Nunavut Tunngavik Incorporated
Nunavut Tunngavik Incorporated (NTI; Inuktitut: Nunavut Tunngavik; Syllabics: ᓄᓇᕗᑦ ᑐᙵᕕᒃ) is the legal representative of the Inuit of Nunavut for the purposes of native treaty rights and treaty negotiation and one of the four regional members that make up the Inuit Tapiriit Kanatami. NTI continues to play a central role in Nunavut, even after the creation of the Government of Nunavut. As the successor of the Tunngavik Federation of Nunavut, which was a signatory of the Nunavut Land Claims Agreement on behalf of Inuit, NTI is responsible for ensuring that the Nunavut Land Claims Agreement is implemented fully by the Government of Canada and the Government of Nunavut and that all parties fulfill their obligations.

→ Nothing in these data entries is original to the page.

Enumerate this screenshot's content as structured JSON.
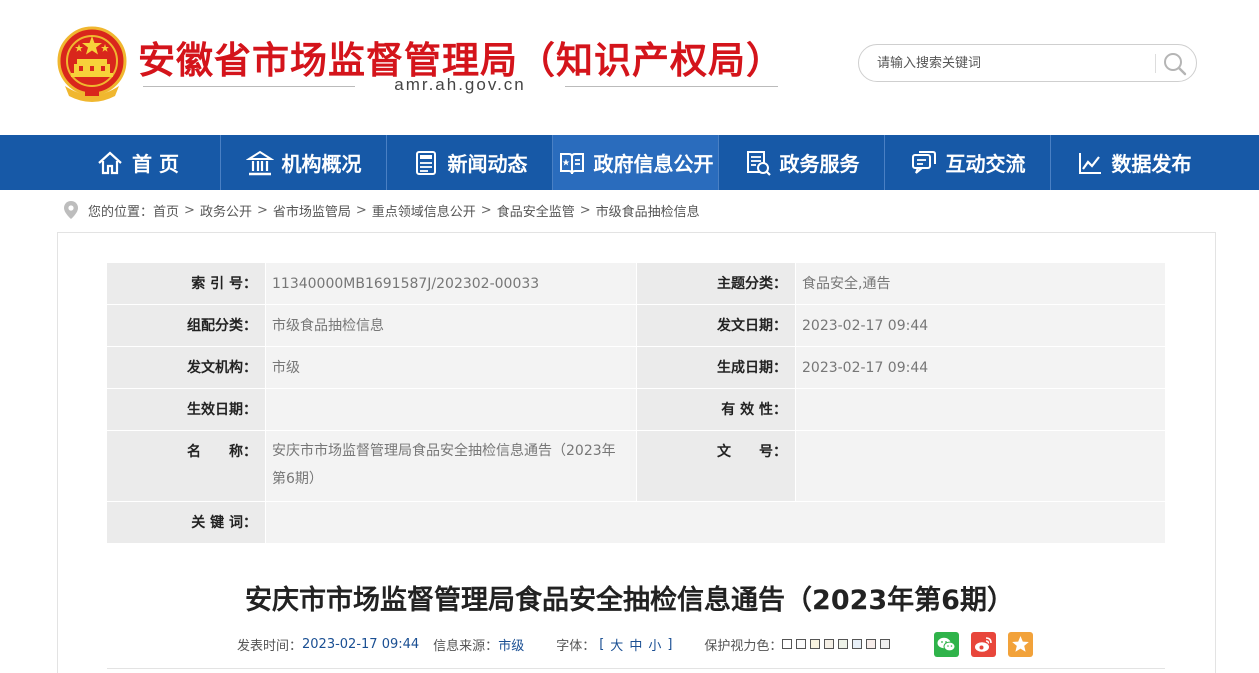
{
  "header": {
    "title": "安徽省市场监督管理局（知识产权局）",
    "domain": "amr.ah.gov.cn",
    "search_placeholder": "请输入搜索关键词"
  },
  "nav": [
    {
      "label": "首 页",
      "icon": "home-icon"
    },
    {
      "label": "机构概况",
      "icon": "building-icon"
    },
    {
      "label": "新闻动态",
      "icon": "news-icon"
    },
    {
      "label": "政府信息公开",
      "icon": "info-book-icon"
    },
    {
      "label": "政务服务",
      "icon": "service-doc-icon"
    },
    {
      "label": "互动交流",
      "icon": "chat-icon"
    },
    {
      "label": "数据发布",
      "icon": "chart-icon"
    }
  ],
  "breadcrumb": {
    "prefix": "您的位置：",
    "items": [
      "首页",
      "政务公开",
      "省市场监管局",
      "重点领域信息公开",
      "食品安全监管",
      "市级食品抽检信息"
    ],
    "separator": ">"
  },
  "meta": {
    "index_label": "索 引 号：",
    "index_value": "11340000MB1691587J/202302-00033",
    "topic_label": "主题分类：",
    "topic_value": "食品安全,通告",
    "group_label": "组配分类：",
    "group_value": "市级食品抽检信息",
    "issue_date_label": "发文日期：",
    "issue_date_value": "2023-02-17 09:44",
    "issuer_label": "发文机构：",
    "issuer_value": "市级",
    "created_label": "生成日期：",
    "created_value": "2023-02-17 09:44",
    "effective_label": "生效日期：",
    "effective_value": "",
    "validity_label": "有 效 性：",
    "validity_value": "",
    "name_label": "名　　称：",
    "name_value": "安庆市市场监督管理局食品安全抽检信息通告（2023年第6期）",
    "docno_label": "文　　号：",
    "docno_value": "",
    "keywords_label": "关 键 词：",
    "keywords_value": ""
  },
  "article": {
    "title": "安庆市市场监督管理局食品安全抽检信息通告（2023年第6期）",
    "publish_label": "发表时间：",
    "publish_value": "2023-02-17 09:44",
    "source_label": "信息来源：",
    "source_value": "市级",
    "font_label": "字体：",
    "font_open": "[",
    "font_large": "大",
    "font_medium": "中",
    "font_small": "小",
    "font_close": "]",
    "eye_label": "保护视力色："
  },
  "colors": {
    "brand_red": "#d4141b",
    "nav_blue": "#1759a7",
    "nav_active": "#2a6cbd",
    "link_blue": "#1a4f93",
    "eye_swatches": [
      "#ffffff",
      "#fafafa",
      "#f8f3e0",
      "#f5f0e6",
      "#eef2e8",
      "#e8f0f8",
      "#f6ece9",
      "#eeeeee"
    ],
    "wechat": "#2fb34a",
    "weibo": "#e8463b",
    "favorite": "#f2a23a"
  },
  "share": [
    "wechat-icon",
    "weibo-icon",
    "star-icon"
  ]
}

NTI is governed by a ten member board of directors. Three of the directors--the President, the First Vice President and Second Vice President--are elected directly by beneficiaries of the Nunavut Land Claims Agreement who are 16 years and older. Six of the directors are the Presidents and Vice Presidents of the three Regional Inuit Associations located in Nunavut. One director is appointed by the Nunavut Trust, the body responsible for holding in trust the monies received from the Government of Canada as part of the settlement of the Nunavut land claim in 1993. The four member Executive consists of the presidents of NTI and the three RIAs.
NTI’s mission is: “Inuit economic, social and cultural well-being through implementation of the Nunavut Land Claims Agreement.”
Organizationally, NTI consists of ten departments:
- Lands & Resources
- Claim Implementation
- Human Resources
- Business & Economic Development
- Legal Services
- Social & Cultural Development.
For NTI, the Nunavut Land Claims Agreement is the central structure for identifying policy priorities and directions. This follows two main paths:
- First, policy and program priorities are determined by what Claim obligations, either Inuit or government, have yet to be implemented.
- Second, priorities can stem from the necessity of meeting ongoing Inuit obligations.
NTI has gone through a transformation from the political activist body it began as to an organization with significant responsibilities for administering the Nunavut Land Claims Agreement. Nevertheless, it continues as an advocate for the rights of Inuit.